Students may find this reference sheet helpful in their studies at the Newberry.

About the Instructors

David Halsted is Director of Online and Blended Learning in the College of Liberal Arts and Sciences at the University of Illinois at Chicago, where he also teaches early modern history. He has worked as a university instructor and administrator and as a software architect and entrepreneur.He is the author of Poetry and Politics in the Silesian Baroque and has published articles in Daphnis, Humanistica Lovaniensia and Neophilologus. As a programmer he has worked with data-driven Web applications, service-oriented architectures and business models, cloud computing and adaptive online teaching and learning systems.

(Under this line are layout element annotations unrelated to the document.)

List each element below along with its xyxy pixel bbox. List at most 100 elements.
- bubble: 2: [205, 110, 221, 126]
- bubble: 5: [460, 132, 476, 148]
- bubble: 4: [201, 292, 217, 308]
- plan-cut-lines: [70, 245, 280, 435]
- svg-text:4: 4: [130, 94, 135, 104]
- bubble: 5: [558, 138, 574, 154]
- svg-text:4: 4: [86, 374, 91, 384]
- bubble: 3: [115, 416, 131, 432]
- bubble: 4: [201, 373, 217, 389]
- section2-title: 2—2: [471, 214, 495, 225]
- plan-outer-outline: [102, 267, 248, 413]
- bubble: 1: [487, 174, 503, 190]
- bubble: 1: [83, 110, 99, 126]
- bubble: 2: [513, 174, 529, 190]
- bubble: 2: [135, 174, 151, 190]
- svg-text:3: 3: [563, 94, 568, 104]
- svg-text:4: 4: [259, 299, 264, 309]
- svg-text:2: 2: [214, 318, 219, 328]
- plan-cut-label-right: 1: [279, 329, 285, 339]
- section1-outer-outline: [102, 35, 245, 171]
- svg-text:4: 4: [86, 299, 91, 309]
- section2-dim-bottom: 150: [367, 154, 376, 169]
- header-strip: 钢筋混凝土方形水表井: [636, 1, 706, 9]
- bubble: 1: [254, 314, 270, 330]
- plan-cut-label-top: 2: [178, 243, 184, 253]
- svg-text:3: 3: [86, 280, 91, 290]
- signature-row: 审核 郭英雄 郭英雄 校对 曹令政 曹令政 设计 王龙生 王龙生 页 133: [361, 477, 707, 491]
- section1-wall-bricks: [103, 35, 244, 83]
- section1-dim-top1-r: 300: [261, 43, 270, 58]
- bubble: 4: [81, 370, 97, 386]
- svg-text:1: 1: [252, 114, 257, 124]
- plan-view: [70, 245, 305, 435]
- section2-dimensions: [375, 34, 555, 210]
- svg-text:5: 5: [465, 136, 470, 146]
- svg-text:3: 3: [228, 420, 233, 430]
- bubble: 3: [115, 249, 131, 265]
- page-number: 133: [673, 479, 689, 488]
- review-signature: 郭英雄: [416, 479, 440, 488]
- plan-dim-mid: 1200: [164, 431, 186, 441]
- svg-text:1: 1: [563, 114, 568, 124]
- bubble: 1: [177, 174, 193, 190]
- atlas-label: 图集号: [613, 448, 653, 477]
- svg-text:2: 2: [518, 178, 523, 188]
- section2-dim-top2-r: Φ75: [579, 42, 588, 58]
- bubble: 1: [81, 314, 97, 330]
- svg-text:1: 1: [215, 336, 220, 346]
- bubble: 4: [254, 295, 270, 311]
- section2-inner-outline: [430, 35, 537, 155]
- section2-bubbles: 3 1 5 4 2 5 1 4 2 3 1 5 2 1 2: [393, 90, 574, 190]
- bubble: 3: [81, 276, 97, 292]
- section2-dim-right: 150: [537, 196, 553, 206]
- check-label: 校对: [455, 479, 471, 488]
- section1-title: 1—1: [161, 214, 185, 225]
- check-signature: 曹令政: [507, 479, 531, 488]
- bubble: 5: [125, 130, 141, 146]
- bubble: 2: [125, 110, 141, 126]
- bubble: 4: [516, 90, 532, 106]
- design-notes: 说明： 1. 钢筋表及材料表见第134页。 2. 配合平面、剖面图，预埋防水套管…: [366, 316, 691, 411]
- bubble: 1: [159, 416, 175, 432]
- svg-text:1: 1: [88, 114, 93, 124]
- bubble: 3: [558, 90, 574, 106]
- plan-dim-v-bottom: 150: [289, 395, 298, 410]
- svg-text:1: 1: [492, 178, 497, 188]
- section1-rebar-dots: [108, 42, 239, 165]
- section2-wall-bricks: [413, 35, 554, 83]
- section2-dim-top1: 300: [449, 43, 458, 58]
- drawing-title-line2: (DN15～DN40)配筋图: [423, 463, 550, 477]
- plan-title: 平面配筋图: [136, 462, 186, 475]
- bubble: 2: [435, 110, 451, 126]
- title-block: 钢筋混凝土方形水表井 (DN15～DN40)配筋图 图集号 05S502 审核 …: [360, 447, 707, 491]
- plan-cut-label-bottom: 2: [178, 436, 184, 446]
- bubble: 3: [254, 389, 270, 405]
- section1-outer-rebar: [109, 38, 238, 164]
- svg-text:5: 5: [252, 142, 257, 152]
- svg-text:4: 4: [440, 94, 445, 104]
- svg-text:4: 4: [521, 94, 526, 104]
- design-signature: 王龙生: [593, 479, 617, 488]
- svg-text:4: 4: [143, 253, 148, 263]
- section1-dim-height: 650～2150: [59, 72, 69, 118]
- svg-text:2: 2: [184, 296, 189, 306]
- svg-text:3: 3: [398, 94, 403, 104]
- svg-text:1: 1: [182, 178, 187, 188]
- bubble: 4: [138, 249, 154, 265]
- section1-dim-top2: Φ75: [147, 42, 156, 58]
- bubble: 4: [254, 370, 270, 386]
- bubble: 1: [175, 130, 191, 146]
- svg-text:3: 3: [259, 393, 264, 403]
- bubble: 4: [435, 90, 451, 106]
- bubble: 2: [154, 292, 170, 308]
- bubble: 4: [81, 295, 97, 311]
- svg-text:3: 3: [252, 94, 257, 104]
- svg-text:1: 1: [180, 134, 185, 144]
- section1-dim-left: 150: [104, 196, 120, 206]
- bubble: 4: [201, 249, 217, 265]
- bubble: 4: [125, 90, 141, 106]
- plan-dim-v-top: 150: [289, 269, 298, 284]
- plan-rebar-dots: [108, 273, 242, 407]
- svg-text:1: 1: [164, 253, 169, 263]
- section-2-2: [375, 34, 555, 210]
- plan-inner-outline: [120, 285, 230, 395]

His chief interest is in the relationship between information, systems of information storage, transmission and manipulation, and broader cultural change.

Edward Wheatley is professor of English at Loyola University. His research interests include the history of book and manuscript production as well as disability studies in the Middle Ages, and he has published articles on topics ranging from Shakespearean drama to the films of Spike Lee. He is the author of Mastering Aesop: Medieval Education, Chaucer, and His Followers (2000), and Stumbling Blocks Before the Blind: Medieval Constructions of a Disability (2010). He has also served on the editorial board of The Journal of the Early Book Society.